Ma che senso ha la “guerra” dei Cardinali che è scoppiata in Vaticano?

1
3

Il Card. Christoph Schönborn, Arcivescovo di Vienna e a capo della conferenza episcopale austriaca, è persona mite e intelligente. Capace di un’intelligenza plastica e spirituale, secondo il magistero della santa Teresa del Bambin Gesù, alla quale egli è devoto da sempre. In ragione delle sue caratteristiche umane e spirituali, stupisce non poco il suo attacco diretto al Card. Sodano, colpevole, a suo dire, di sminuire i casi di pedofilia come “chiacchiericcio” e di non aver voluto indagare sugli abusi sessuali commessi dal Card. Groer. Il porporato austriaco non si è limitato a questo, ha rincarato la dose estendendo la critica a tutto campo: aperture sulle relaziono omosessuali stabili e revisione delle posizioni sull’esclusione dei divorziati risposati dalla comunione. Dunque, dal particolare al generale. E’ il metodo della dialettica “cattolica” progressista interna alla Chiesa dagli anni ’70. Una linea del tutto distante dalla formazione teologica, ecclesiale e spirituale dell’Arcivescovo di Vienna, il quale, peraltro, non ha umiliato il suo predecessore Groer, pur in così grave stato di peccato, ma, anzi, ha correttamente distinto tra il peccato e il peccatore. Un gesto di generosità e di misericordia, che qualifica il profilo dell’ex allievo di Ratzinger. Cosa è accaduto, allora? Anzi, cosa sta accadendo, oggi?

Schönborn aveva già interpretato in maniera non rigidamente ecclesiale le rimostranze delle vittime della pedofilia nella Chiesa austriaca, facendosi “aiutare” in ciò dall’associazione, nata in Austria, Wir sind Kirche (Noi siamo Chiesa), di chiara origine progressista e fautrice vigorosa del “complesso antiromano”. Ossia del pregiudizio ideologico contro il Papato. Ma il Cardinale teologo era insieme al Card. Sodano quando i Cardinali manifestavano solidarietà piena al Papa. Perché non si è dissociato allora? E perché non ha scritto al Papa per chiedere un intervento particolare sulla Curia? E, ancora: perché mettere al centro delle sue accuse non soltanto Sodano, ma, per tramite suo, la figura di Giovanni Paolo II? Perché è evidente che enfatizzare lo zelo anti-pedofilia di oggi a fronte del lassismo di ieri non è senza significato in termini di valutazione storica ed ecclesiale: vuol dire gettare un’ombra sull’ultimo decennio del pontificato di Papa Wojtyla. E’ infatti intervenuto stigmatizzando il comportamento dell’Arcivescovo austriaco il Card. José Maraiva Martins, Prefetto emerito per la Congregazione delle Cause dei Santi, intervistato sul sito www.pontifex.roma.it. C’è in corso la causa di beatificazione di Giovanni Paolo II, non dimentichiamolo. Ebbene, perché? Ora, al di là delle molte dietrologie che potremmo costruire in laboratorio, magari non banalmente, quel che interessa tematizzare è la cornice all’interno della quale accadono fatti fino a ieri considerati impossibili nella Chiesa. La riflessione si baserà su tre punti coinvolgenti il comportamento di certi uomini di Chiesa, nella dura temperie dello scandalo pedofilia.

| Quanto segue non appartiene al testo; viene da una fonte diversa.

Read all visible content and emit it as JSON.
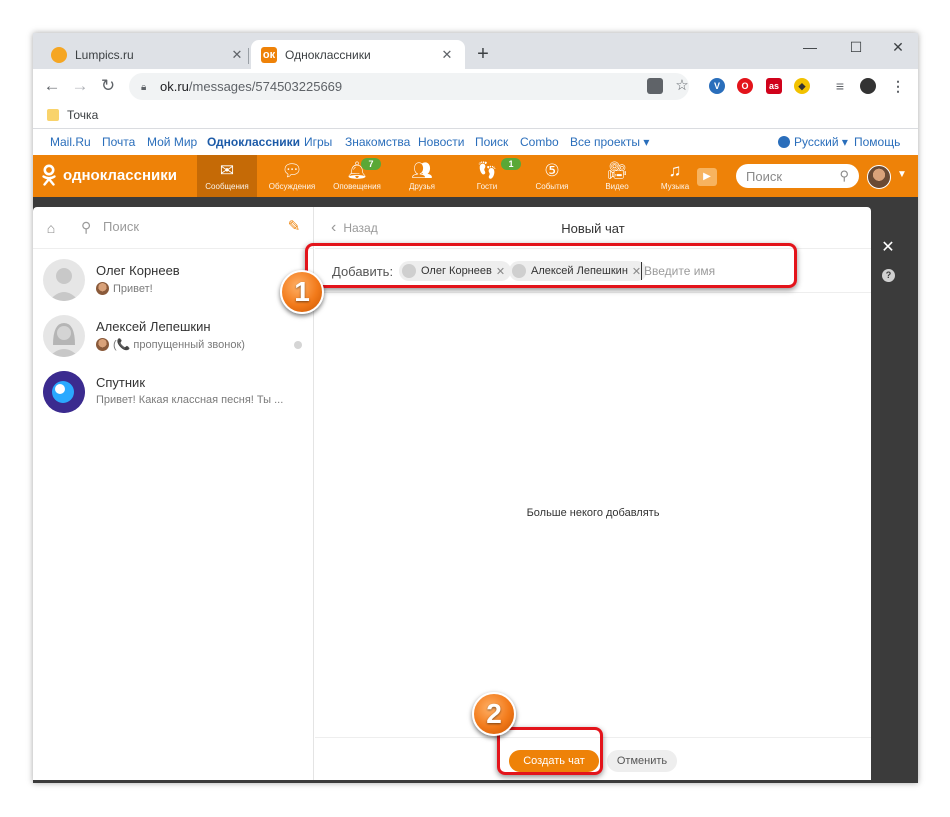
{
  "browser": {
    "tabs": [
      {
        "title": "Lumpics.ru",
        "active": false
      },
      {
        "title": "Одноклассники",
        "active": true
      }
    ],
    "new_tab": "+",
    "window_controls": {
      "minimize": "—",
      "maximize": "☐",
      "close": "✕"
    },
    "address": {
      "host": "ok.ru",
      "path": "/messages/574503225669"
    },
    "bookmarks": [
      {
        "label": "Точка"
      }
    ]
  },
  "site_nav": {
    "links": [
      "Mail.Ru",
      "Почта",
      "Мой Мир",
      "Одноклассники",
      "Игры",
      "Знакомства",
      "Новости",
      "Поиск",
      "Combo",
      "Все проекты ▾"
    ],
    "language": "Русский ▾",
    "help": "Помощь"
  },
  "ok_bar": {
    "logo_text": "одноклассники",
    "items": [
      {
        "label": "Сообщения",
        "icon": "envelope-icon",
        "badge": ""
      },
      {
        "label": "Обсуждения",
        "icon": "chat-bubbles-icon",
        "badge": ""
      },
      {
        "label": "Оповещения",
        "icon": "bell-icon",
        "badge": "7"
      },
      {
        "label": "Друзья",
        "icon": "friends-icon",
        "badge": ""
      },
      {
        "label": "Гости",
        "icon": "footprints-icon",
        "badge": "1"
      },
      {
        "label": "События",
        "icon": "events-icon",
        "badge": ""
      },
      {
        "label": "Видео",
        "icon": "video-camera-icon",
        "badge": ""
      },
      {
        "label": "Музыка",
        "icon": "music-note-icon",
        "badge": ""
      }
    ],
    "search_placeholder": "Поиск"
  },
  "sidebar": {
    "search_placeholder": "Поиск",
    "conversations": [
      {
        "name": "Олег Корнеев",
        "preview": "Привет!"
      },
      {
        "name": "Алексей Лепешкин",
        "preview": "(📞 пропущенный звонок)"
      },
      {
        "name": "Спутник",
        "preview": "Привет! Какая классная песня! Ты ..."
      }
    ]
  },
  "chat": {
    "back_label": "Назад",
    "title": "Новый чат",
    "add_label": "Добавить:",
    "recipients": [
      {
        "name": "Олег Корнеев"
      },
      {
        "name": "Алексей Лепешкин"
      }
    ],
    "name_placeholder": "Введите имя",
    "empty_message": "Больше некого добавлять",
    "create_button": "Создать чат",
    "cancel_button": "Отменить"
  },
  "callouts": [
    {
      "number": "1"
    },
    {
      "number": "2"
    }
  ],
  "colors": {
    "brand_orange": "#ee8208",
    "highlight_red": "#e3141b",
    "badge_green": "#5aa836",
    "link_blue": "#2a6ebb"
  }
}
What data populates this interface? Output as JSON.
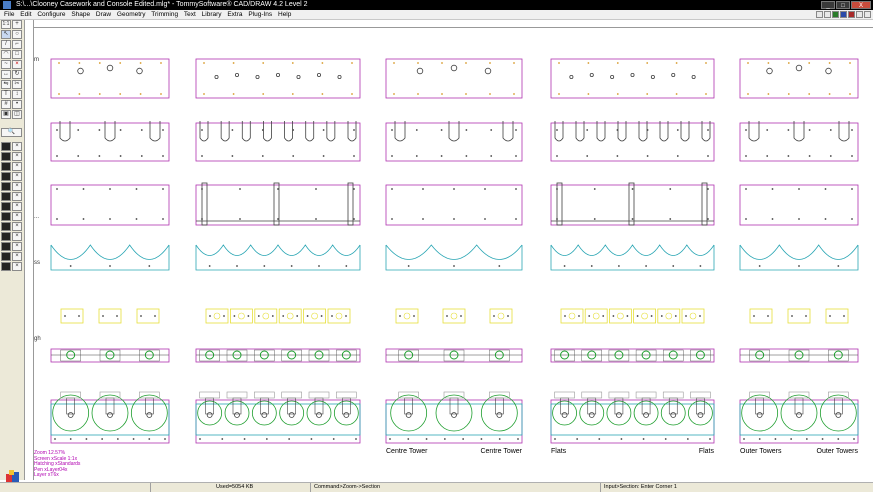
{
  "window": {
    "title": "S:\\...\\Clooney Casework and Console Edited.mlg* - TommySoftware® CAD/DRAW 4.2 Level 2",
    "controls": [
      "_",
      "□",
      "X"
    ]
  },
  "menu": {
    "items": [
      "File",
      "Edit",
      "Configure",
      "Shape",
      "Draw",
      "Geometry",
      "Trimming",
      "Text",
      "Library",
      "Extra",
      "Plug-Ins",
      "Help"
    ]
  },
  "toolbar": {
    "scale_label": "1:1",
    "unit_label": "m"
  },
  "side_labels": [
    "m",
    "...",
    "ss",
    "gh"
  ],
  "drawing": {
    "captions": [
      {
        "text": "Centre Tower"
      },
      {
        "text": "Centre Tower"
      },
      {
        "text": "Flats"
      },
      {
        "text": "Flats"
      },
      {
        "text": "Outer Towers"
      },
      {
        "text": "Outer Towers"
      }
    ],
    "colors": {
      "magenta": "#b032b0",
      "cyan": "#2aa6b4",
      "yellow": "#e6df3a",
      "green": "#1e9e2e",
      "dark": "#404040",
      "orange": "#d79a2a"
    }
  },
  "info_panel": {
    "lines": [
      "Zoom 12.57%",
      "Screen xScale 1:1x",
      "Hatching xStandards",
      "Pen xLayer04x",
      "Layer xT6x"
    ]
  },
  "statusbar": {
    "used": "Used=5054 KB",
    "command": "Command>Zoom->Section",
    "input": "Input>Section: Enter Corner 1"
  }
}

Primo. La Chiesa ha 400.000 sacerdoti e soltanto una minima parte di essi si è macchiata di abusi sessuali su minori. Non è un fatto statistico che debba consolare, ma è un fatto testardo, che dovrebbe indurre ad mollare la presa sulla Chiesa. Infatti, la società cosiddetta “civile” e la scuola - ad ogni latitudine - documenta un ben più largo tasso di abusi sessuali su minori e adolescenti. In America, si usa dire che, nelle scuole, dopo aver scoperto casi di questo genere, si “sposta la spazzatura” da una scuola all’altra. Ma, nonostante ciò, Maureen Dowd insiste nel ritenere soltanto la Chiesa colpevole di questo grave crimine. Cito la Dowd come emblema di questo giornalismo militante anti-cattolico. La più caparbia e ottusamente anticattolica, in quanto cattolica nichilista o cattolica senza Dio, a seconda del punto di vista. In questo clima di anti-cattolicesimo – di  origine demonica - i Vescovi e i Cardinali non devono offrire armi ad ogni piè sospinto ai nemici della Chiesa, mostrando, di fatto, come la pedofilia sia l’occasione per una resa dei conti nella Chiesa. Che vede come epicentro la Curia, bersagliata da più parti. Infine, così si porge il destro per alimentare la polemica dei lefebvriani contro Roma e l’unità cattolica attorno al Papato. Ci sono stati precedenti di critiche smodate e inaccettabili al Pontefice e Benedetto XVI è dovuto intervenire, amareggiato, con una missiva indirizzata ai suoi Vescovi. Ma gli attacchi alla Chiesa devono unire il corpo ecclesiale a partire dalla Gerarchia, non dividere.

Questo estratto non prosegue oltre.